Songs are dated in this list according to the years in which they were composed, not the years in which they were first published.

| No. | Title | Lyrics | Length |
|---|---|---|---|
| 1. | "Les berceaux (Op. 23, No. 1, 1879)" | Sully Prudhomme (1839-1907) | 3:40 |
| 2. | "Le papillon et la fleur (Op. 1, No. 1, 1861)" | Victor Hugo (1802-1885) | 2:17 |
| 3. | "Lydia (Op. 4, No. 2, circa 1870)" | Leconte de Lisle (1818-1894) | 3:40 |
| 4. | "Rêve d'amour (Op. 5, No. 2, 1864)" | Victor Hugo | 2:24 |
| 5. | "La fée aux chansons (Op. 27, No. 2, 1882)" | Armand Silvestre (1837-1901) | 1:49 |
| 6. | "Au bord de l'eau (Op. 8, No. 1, 1875)" | Sully Prudhomme | 2:03 |
| 7. | "Notre amour (Op. 23, No. 2, circa 1879)" | Armand Silvestre | 1:58 |
| 8. | "Les roses d'Ispahan (Op. 39, No. 4, 1884)" | Leconte de Lisle | 3:35 |
| 9. | "Dans les ruines d'une abbaye (Op. 2, No. 1, circa 1866)" | Victor Hugo | 2:12 |
| 10. | "Après un rêve (Op. 7, No. 1, 1877)" | Romain Bussine (1830-1899) | 3:50 |
| 11. | "Clair de lune (Op. 46, No. 2, 1887)" | Paul Verlaine (1844-1896) | 3:16 |
| 12. | "Mandoline (from Cinq mélodies "de Venise", Op. 58, No. 1, 1891)" | Paul Verlaine | 2:02 |
| 13. | "En sourdine (from Cinq mélodies "de Venise", Op. 58, No. 2, 1891)" | Paul Verlaine | 4:02 |
| 14. | "L'aurore (circa 1870)" | Victor Hugo | 1:40 |
| 15. | "Arpège (Op. 76, No. 2, 1897)" | Albert Samain (1858-1900) | 2:44 |
| 16. | "Prison (Op. 83, No. 1, 1894)" | Paul Verlaine | 3:00 |
| 17. | "Dans la forêt de septembre (Op. 85, No. 1, 1902)" | Catulle Mendès (1841-1909) | 4:09 |
| 18. | "Au cimetière (Op. 51, No. 2, 1888)" | Jean Richepin (1849-1926) | 5:28 |

| No. | Title | Lyrics | Length |
|---|---|---|---|
| 19. | "Chanson de Mélisande (from incidental music to Pelléas et Mélisande, Op. 80, 1898)" | J. W. Mackail, adapted from Maurice Maeterlinck | 3:13 |

==Personnel==
===Musical===
- Frederica von Stade, mezzo-soprano
- Jean-Philippe Collard, piano
- Orchestre national du Capitole de Toulouse (second version only)
- Michel Plasson, conductor (second version only)

===Other===
- Eric Macleod, producer
- Serge Rémy, balance engineer

==Release history==
In 1983, EMI and Angel released the first version of the album on LP (catalogue numbers ASD-4183 in Britain, DS-37893 in the US), with texts, translations and notes. The album was also issued on cassette (catalogue numbers TCC-ASD-4183 in Britain, 4XS-37893 in the US).

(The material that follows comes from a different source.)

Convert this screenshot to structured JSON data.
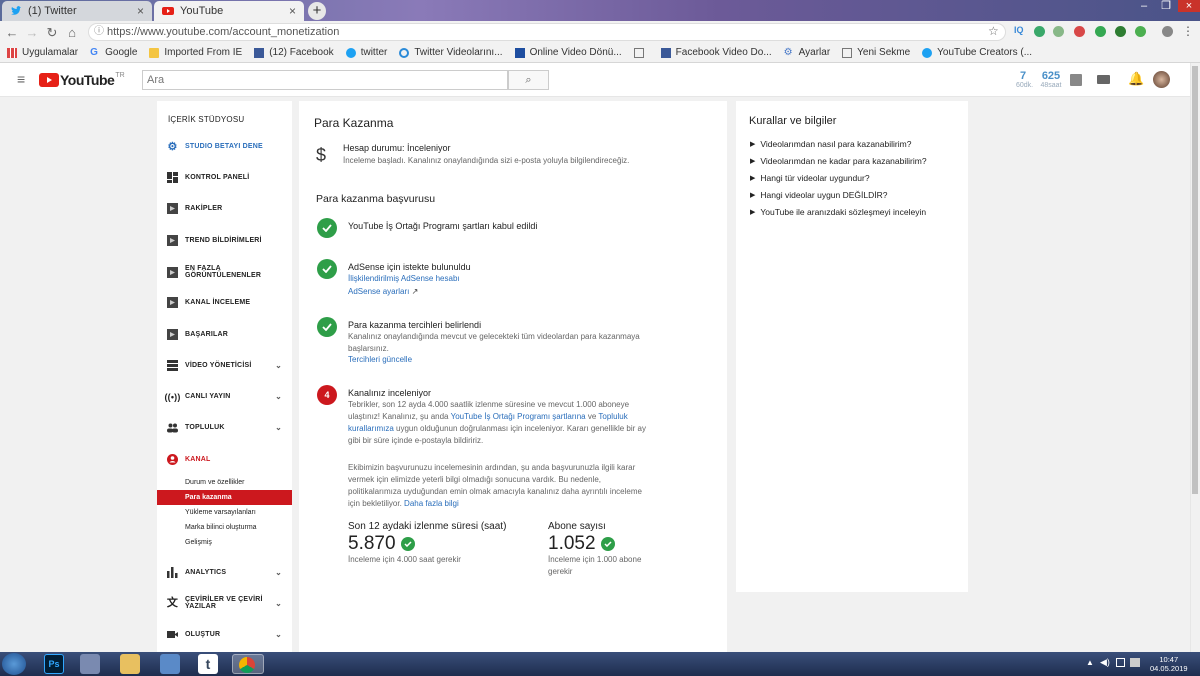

In 1987, EMI issued the first version of the album on CD as the fifth disc in their 5-CD compilation Fauré: Œuvres pour piano & Mélodies (catalogue number 50999-501759-2-5), with an 8-page booklet including notes by Adélaïde de Place. In 2007, EMI reissued the first version of the album on CD (catalogue number TOCE-13459) with a 28-page booklet including texts in French and notes and translations in Japanese. In 2011, EMI issued the second version of the album on CD (catalogue number 50999-0-94425-2-8) with an 8-page booklet lacking texts or translations but featuring notes by Jim Samson.